This server-side processing would not be happening on a caching server, 
correct? That would not save anything. I hope you agree.
So the only place where it might make a difference is if the evaluation 
was run on the authoritative server for the domain.
The problem with that, is that authoritative servers are designed with 
performance and reliability in mind (as opposed to caching servers, 
which care more about cost savings). As such, the auth servers *do not* 
do recursive queries, as an SPF record evaluation might be. They also do 
not do any caching. They respond to every query with a piece of data 
they already have in memory or on disk. If they don't have that piece of 
information, they return an empty response or "it doesn't exist" 
(NXDOMAIN). They never look for it anywhere else. That's why they are 
authoritative. If they don't know about it, it doesn't exist.

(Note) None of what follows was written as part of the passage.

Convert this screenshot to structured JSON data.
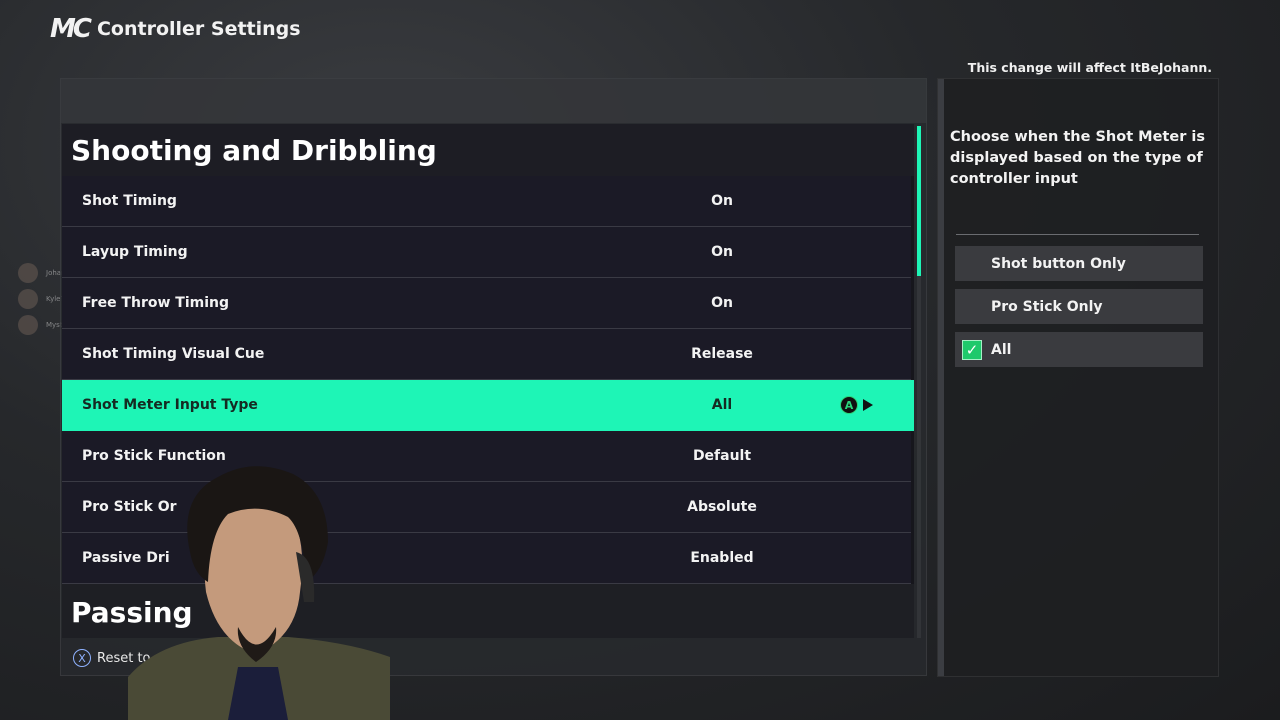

Now, the spfcompiler only makes sense if it is running on a master 
server. Itself the master for a zone is authoritative. The above 
authoritative servers are slaves. They take the information from the 
master server and disseminate it as if it was their own. It is the 
adminstrator of the master zone server that allows them to do so. No 
other server can respond authoritatively to queries for the zone in 
question.
So, the only place the spf compiler makes sense is on the master server, 
because ultimately, it is the only one who really knows the facts. When 
the facts change, the master informs the slaves, which do a zone 
transfer in order to update their databases. So the truth propagates 
nearly instantly from the master to the slaves, and as such the slaves 
can be seen as clones of the master, identical in every way, except for 
the 3 second delay it takes them to transfer the zone files.
You cannot run the compiler on the slaves, because they might each 
evaluate the record differently, as they are coping with different 
network conditions (such as lost packets, etc). In that case, they would 
each tell a different "truth" than each other and than the master 
server. In that case they would no longer be authoritative.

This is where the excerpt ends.